但系统给出了它的解释,【这银牌那么小,说不定丢了,乐亭周都没知觉,谁偷项链只偷个吊坠?他肯定想不到!肯定以为是银牌自己掉的!】
这要还没知觉,那乐亭周是得有多迟钝,燕梨轻心道。
但很奇怪地是,她照做了。
银牌既然已经到手,燕梨轻也就没有什么继续留下的必要了,她转身就要离开,却被系统叫住了脚步。
【等等,你就这样走了?】
-不然呢?
【那他的衣服呢?就这么敞着不管了?】
燕梨轻:“……”
她今晚到底是怎么了,脑子出走了吗?
她只好又折返了回去,看向床上正死死抱着棉被的乐亭周,陷入了沉思。
-我觉得你说的是对的。
【什么是对的?】
-我应该用迷药把他弄傻。
【现在也还来得及。】
燕梨轻就知道,凡是要干坏事,这系统总是兴奋地冲在前头。她在心里叹了一口气,再次朝着乐亭周伸出手去,结果这人不知怎么的,就是死死抓着被褥不肯松手,燕梨轻稍用力一些,他就哼唧一下。
拽了好半天,燕梨轻硬是没挪动他半分。
“啧。”燕梨轻不满地看着床上的家伙。
她打算再试一次。
要再拽不动,她左右要给乐亭周来上两拳。
只是没想到,她这回没怎么用力,乐亭周就转了过来,并且有一种刹不住力道的感觉,直接手臂一勾,从床上滚下来的瞬间,还把燕梨轻揽进了自己的怀里。
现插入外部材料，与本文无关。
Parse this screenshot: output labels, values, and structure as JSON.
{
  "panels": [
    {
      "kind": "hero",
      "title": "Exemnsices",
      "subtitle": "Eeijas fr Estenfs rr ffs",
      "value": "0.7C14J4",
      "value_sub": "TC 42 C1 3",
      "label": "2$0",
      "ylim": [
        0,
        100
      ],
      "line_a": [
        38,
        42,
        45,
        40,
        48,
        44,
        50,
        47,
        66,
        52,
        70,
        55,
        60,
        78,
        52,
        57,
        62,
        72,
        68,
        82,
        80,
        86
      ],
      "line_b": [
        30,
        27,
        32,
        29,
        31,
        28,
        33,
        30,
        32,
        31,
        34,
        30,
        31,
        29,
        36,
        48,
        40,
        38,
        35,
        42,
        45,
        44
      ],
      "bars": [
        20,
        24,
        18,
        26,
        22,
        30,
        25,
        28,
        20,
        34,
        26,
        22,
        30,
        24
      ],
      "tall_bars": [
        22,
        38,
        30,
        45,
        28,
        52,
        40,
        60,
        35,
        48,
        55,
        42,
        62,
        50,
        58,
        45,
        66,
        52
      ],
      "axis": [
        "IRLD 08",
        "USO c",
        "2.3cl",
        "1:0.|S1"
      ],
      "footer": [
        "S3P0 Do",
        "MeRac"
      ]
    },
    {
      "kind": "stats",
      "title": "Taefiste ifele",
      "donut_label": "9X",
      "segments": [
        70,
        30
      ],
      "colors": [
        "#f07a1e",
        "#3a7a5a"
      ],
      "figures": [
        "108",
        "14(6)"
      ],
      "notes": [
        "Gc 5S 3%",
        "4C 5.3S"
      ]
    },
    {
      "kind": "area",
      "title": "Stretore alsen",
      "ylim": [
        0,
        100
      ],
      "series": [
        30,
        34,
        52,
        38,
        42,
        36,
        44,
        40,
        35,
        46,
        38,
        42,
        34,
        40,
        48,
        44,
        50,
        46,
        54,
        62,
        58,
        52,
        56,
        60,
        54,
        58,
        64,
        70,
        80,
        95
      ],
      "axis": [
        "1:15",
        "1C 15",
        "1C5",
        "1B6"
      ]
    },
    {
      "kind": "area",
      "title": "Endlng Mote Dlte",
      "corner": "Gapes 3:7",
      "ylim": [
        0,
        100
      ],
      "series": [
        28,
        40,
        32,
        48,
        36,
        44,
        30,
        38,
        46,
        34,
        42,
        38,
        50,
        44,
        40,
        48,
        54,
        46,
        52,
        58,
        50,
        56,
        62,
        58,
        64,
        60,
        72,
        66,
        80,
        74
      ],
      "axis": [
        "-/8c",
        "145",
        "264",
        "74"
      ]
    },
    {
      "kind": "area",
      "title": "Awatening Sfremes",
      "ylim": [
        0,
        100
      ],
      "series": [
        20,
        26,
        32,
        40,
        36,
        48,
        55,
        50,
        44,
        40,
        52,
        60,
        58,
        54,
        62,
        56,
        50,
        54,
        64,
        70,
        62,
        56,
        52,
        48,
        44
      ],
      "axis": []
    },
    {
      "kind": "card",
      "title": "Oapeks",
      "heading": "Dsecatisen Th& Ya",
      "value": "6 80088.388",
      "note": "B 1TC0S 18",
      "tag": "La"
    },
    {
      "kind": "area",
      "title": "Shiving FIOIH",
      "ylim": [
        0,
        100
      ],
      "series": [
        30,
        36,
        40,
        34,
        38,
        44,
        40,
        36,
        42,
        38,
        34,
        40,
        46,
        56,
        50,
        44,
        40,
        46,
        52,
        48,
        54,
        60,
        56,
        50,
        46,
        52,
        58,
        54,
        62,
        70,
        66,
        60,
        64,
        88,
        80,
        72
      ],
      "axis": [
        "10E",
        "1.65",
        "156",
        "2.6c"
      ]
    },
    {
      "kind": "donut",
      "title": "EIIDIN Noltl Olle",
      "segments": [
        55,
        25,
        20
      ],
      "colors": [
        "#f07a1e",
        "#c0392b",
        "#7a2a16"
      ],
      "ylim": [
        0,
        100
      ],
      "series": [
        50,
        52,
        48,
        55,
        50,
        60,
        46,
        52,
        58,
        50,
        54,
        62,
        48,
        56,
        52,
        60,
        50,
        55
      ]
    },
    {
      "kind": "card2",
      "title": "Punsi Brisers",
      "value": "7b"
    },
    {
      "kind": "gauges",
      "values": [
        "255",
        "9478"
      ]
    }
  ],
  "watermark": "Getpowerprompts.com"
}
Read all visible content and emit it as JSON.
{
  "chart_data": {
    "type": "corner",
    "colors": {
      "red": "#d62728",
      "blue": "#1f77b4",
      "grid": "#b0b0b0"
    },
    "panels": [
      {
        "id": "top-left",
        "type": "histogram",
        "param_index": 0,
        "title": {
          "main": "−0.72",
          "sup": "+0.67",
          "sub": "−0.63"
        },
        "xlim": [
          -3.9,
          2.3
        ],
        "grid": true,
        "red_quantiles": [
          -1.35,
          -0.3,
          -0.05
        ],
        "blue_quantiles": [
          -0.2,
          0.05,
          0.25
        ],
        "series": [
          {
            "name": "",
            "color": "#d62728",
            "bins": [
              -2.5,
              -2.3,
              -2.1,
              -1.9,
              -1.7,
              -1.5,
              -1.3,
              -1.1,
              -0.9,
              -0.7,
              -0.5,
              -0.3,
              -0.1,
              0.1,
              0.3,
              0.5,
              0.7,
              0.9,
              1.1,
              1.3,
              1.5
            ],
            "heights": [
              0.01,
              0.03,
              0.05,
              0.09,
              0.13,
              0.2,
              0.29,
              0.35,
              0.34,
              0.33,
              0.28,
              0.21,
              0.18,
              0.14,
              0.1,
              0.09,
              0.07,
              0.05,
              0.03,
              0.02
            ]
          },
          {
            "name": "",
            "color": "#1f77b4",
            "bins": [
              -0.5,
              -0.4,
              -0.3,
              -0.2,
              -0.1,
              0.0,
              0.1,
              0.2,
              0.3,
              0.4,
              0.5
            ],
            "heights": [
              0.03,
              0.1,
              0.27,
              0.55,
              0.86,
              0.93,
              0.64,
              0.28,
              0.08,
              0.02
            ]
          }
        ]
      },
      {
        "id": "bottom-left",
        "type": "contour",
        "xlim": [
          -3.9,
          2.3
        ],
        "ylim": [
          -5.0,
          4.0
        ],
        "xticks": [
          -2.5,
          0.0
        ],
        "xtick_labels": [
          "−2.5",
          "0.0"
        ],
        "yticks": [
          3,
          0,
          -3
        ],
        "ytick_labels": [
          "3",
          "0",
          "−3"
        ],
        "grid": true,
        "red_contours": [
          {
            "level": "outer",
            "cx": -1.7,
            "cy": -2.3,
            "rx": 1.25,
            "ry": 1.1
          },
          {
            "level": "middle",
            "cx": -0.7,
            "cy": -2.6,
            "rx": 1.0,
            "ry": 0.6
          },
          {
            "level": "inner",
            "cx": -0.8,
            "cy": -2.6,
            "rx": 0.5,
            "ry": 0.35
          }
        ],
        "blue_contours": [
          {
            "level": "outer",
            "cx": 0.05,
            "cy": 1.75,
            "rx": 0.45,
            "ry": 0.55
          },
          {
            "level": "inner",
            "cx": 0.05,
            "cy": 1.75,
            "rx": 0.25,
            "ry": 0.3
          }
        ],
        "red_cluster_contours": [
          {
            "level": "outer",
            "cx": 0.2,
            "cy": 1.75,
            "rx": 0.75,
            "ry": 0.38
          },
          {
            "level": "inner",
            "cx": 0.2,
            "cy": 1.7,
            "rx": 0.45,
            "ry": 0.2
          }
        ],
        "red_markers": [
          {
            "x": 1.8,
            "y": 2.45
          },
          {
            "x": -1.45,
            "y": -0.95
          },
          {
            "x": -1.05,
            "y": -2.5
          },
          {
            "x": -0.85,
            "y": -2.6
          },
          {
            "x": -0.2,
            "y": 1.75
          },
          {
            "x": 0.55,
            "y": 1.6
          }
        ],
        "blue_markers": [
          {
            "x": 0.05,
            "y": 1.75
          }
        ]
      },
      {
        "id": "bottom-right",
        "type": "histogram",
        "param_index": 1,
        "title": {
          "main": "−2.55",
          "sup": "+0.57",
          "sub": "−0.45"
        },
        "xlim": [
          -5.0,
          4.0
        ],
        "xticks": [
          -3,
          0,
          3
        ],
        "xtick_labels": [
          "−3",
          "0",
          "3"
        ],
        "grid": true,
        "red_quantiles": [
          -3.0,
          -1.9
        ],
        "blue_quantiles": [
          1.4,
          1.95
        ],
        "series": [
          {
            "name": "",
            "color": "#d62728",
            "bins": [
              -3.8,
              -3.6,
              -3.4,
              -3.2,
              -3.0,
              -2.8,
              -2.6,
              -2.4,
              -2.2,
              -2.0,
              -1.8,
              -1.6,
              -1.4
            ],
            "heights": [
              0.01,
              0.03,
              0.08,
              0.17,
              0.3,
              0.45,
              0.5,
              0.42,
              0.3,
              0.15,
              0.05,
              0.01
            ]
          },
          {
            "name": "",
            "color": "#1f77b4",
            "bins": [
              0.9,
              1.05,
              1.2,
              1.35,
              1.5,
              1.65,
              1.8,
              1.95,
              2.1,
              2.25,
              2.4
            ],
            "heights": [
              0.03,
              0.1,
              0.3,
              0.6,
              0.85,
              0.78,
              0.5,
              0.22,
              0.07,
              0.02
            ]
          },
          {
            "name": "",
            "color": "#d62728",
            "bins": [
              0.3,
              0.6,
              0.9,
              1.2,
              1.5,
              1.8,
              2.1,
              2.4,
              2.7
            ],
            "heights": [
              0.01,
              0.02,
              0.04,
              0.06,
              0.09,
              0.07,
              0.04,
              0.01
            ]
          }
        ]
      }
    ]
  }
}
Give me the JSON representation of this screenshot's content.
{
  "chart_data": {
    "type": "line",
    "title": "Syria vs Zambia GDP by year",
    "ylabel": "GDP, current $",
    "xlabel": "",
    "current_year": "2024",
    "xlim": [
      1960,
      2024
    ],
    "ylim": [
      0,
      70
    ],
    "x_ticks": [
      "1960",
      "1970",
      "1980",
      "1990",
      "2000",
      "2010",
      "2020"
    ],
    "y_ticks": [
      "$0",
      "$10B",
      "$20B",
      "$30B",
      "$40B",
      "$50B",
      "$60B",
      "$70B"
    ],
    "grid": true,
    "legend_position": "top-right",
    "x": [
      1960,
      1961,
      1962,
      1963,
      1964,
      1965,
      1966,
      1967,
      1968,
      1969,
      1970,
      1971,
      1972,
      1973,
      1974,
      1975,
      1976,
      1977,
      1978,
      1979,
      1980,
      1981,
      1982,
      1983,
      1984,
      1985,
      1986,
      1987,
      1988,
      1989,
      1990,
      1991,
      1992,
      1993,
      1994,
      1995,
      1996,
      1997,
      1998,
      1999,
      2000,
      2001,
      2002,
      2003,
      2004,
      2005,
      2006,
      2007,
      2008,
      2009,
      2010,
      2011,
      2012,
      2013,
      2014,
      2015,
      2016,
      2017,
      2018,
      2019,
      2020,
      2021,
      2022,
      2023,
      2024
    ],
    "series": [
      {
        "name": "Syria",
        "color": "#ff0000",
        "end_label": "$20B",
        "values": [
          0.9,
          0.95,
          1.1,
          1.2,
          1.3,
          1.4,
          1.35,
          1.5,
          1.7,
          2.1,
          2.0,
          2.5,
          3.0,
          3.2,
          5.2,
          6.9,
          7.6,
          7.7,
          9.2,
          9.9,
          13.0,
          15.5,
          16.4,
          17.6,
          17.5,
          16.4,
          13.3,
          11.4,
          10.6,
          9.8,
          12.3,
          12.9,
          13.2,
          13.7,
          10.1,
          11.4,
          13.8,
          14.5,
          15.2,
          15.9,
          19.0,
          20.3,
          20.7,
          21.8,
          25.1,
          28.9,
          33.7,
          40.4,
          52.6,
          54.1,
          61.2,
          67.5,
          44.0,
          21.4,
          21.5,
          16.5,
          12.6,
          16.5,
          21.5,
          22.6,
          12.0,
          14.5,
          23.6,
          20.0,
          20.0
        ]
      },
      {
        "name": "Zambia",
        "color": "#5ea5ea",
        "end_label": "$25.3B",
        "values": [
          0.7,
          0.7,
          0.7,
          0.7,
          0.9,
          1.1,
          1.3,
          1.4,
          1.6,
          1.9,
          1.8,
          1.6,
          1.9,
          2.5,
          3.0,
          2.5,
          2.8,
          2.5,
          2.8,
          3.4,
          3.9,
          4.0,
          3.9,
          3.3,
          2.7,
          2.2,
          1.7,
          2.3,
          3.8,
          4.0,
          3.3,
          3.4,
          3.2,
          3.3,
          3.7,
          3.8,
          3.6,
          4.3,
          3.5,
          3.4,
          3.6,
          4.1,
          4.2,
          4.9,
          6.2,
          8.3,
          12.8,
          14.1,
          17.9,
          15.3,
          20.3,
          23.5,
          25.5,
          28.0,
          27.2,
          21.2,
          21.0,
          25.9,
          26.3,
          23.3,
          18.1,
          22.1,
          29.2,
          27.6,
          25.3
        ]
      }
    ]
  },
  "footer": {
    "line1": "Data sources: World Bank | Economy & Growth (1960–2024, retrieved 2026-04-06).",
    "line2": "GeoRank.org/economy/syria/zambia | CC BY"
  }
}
他抱着燕梨轻,身上萦绕着酒气,含糊不清地唤道:“猫猫……”
燕梨轻试图挣脱,但乐亭周搂得太紧,她又担心自己一胳膊肘下去,加重了乐亭周的伤势,只得面如死灰地陪着乐亭周一起躺在地上。
“猫猫……”
“猫你大爷的。”燕梨轻压低了声音,咬牙切齿地说道。
而她所不知道的是,在她骂完这句话之后,某个醉鬼没控制住,轻轻扬起了唇角。